Permettez-moi de vous lire un seul considérant d'un arrêt de cette cour en date du 9 août 1839, vous y verrez ma définition acceptée comme vérité pure.
« Attendu qu'il est généralement admis au jurisprudence que la peine pour retard dans l'exécution d'une obligation court du jour de la mise en demeure, soit légale, soit judiciaire et qu'elle ne s'arrêle qu'au jour de cette exécution si, comme dans l'espèce, elle consiste dans la prestation d'un fait que la personne obligée peut exécuter à volonté. »
Eh bien, messieurs, s'agit-il ici d'une obligation que l'éditeur peut exécuter à sa volonté ? Il ne peut, tout le monde le reconnaît, insérer valablement la réponse qu'au jour où il a coutume de paraître d'après son ordre de périodicité.
Les jurisconsultes parlent, messieurs, le langage de la cour de cassation, et cela n'est pas étonnant, car vous connaissez son éclatante composition.
Je trouve dans Dalloz, par exemple, une définition parfaitement concordante avec le considérant que je viens de citer.

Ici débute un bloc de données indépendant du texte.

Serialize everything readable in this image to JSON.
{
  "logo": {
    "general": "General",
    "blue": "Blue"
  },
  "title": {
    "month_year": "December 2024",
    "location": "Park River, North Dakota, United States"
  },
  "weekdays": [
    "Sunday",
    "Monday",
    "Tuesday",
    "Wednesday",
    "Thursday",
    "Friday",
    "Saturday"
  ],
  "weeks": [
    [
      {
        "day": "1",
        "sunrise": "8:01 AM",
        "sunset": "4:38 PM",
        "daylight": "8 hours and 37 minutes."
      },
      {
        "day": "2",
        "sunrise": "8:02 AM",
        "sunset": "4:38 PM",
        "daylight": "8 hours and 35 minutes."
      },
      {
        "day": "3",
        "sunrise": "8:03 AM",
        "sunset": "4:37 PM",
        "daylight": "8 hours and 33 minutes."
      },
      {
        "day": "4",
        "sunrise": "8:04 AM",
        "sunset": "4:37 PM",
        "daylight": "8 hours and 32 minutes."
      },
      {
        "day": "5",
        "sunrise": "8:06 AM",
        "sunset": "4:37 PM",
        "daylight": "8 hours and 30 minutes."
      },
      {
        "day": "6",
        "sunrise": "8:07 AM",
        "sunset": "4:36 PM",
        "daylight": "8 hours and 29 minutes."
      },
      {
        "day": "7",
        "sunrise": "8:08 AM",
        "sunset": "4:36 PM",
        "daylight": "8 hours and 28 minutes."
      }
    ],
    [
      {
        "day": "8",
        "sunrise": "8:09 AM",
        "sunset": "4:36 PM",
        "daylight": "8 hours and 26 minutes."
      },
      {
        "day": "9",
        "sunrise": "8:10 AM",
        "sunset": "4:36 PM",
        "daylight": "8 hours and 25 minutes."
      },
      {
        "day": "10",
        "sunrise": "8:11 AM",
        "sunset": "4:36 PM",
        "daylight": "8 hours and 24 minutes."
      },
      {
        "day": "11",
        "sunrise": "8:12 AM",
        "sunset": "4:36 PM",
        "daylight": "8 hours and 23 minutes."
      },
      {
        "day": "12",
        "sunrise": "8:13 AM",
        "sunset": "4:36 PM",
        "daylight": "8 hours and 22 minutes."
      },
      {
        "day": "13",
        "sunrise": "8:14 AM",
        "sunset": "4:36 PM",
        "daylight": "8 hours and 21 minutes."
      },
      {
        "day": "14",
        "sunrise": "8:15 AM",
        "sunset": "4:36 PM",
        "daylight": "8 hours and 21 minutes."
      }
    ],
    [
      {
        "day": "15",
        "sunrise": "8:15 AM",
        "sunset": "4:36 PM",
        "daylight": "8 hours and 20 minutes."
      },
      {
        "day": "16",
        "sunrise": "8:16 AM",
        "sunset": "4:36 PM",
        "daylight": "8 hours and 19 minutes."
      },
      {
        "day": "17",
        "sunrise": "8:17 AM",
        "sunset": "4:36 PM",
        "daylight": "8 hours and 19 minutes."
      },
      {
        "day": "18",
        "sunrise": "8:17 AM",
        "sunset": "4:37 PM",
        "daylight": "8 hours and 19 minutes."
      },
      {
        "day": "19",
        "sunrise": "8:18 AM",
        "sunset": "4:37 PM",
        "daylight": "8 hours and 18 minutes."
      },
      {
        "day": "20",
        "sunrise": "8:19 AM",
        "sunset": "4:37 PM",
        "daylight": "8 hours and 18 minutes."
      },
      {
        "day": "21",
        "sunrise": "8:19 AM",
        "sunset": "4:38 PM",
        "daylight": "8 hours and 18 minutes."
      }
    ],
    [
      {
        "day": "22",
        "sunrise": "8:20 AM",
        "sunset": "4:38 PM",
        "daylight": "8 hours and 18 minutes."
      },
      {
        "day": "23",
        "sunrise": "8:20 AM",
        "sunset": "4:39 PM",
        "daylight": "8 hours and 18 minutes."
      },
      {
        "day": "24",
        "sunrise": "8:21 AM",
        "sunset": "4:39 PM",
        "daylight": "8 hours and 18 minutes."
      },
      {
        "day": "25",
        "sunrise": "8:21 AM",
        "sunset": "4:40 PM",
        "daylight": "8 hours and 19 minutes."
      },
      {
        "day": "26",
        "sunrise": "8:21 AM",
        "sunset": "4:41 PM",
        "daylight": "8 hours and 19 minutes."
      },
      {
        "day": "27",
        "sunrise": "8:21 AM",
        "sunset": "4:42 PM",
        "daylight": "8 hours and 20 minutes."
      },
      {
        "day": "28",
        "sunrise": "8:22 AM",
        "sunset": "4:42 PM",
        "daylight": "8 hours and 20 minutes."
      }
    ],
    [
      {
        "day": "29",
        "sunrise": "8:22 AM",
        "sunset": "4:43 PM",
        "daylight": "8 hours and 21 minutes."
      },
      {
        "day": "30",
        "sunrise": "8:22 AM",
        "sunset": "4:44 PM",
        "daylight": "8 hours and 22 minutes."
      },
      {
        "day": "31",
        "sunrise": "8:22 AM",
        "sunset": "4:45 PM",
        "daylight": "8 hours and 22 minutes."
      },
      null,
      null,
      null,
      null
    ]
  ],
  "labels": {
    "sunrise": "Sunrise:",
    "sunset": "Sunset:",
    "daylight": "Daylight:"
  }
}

Voici comment s'exprime cet auteur. Après avoir parlé du pouvoir qu'a le juge d'ordonner à une partie de prester un fait à peine d'une somme par jour de retard, il ajoute :
« Ici, comme on voit, la pénalité n'arrive pas fatalement en une seule fois et n'accable point un débiteur ou une partie qui a pu se bercer de l'espoir de remplir dans le délai, la condition qui lui était imposée : c'est une situation moins rigoureuse qui lui est faite. La pénalité ou la condamnation qui pèse sur elle est successive et ne s'aggrave qu'en raison directe de son obstination à ne pas se conformer au prescrit des juges.
C'est-à-dire, messieurs, que d'autant plus on est obstiné à désobéir, d’autant plus on payera d’argent, et comme l’obstination consiste à ne pas insérer quand on peut insérer, il faut aggraver la peine en raison du nombre de fois qu’on a refusé d’insérer quand on pouvait insérer.
Je voulais citer le langage de la loi pour me compléter. J'ai, messieurs, je l'avoue, difficilement rencontré un texte de loi autre que le décret sur la presse, mentionnant des pénalités par jour de retard ; je n'en connais qu'un seul, l'article 107 du Code de procédure civile qui, lorsqu'un avoué a retiré des pièces du greffe, lui enjoint de les réintégrer dans un délai de ..., sous peine de 10 fr. pour chaque jour de retard. Jugeons d'après ce texte ; je suppose le délai expiré un samedi, viendra-t-il à l'idée d'un juge quelconque de condamner le malheureux avoué en retard à dix francs pour le jour du dimanche, où le greffe est fermé, où l'avoué trouverait porte de bois s'il se présentait pour réintégrer ses pièces ?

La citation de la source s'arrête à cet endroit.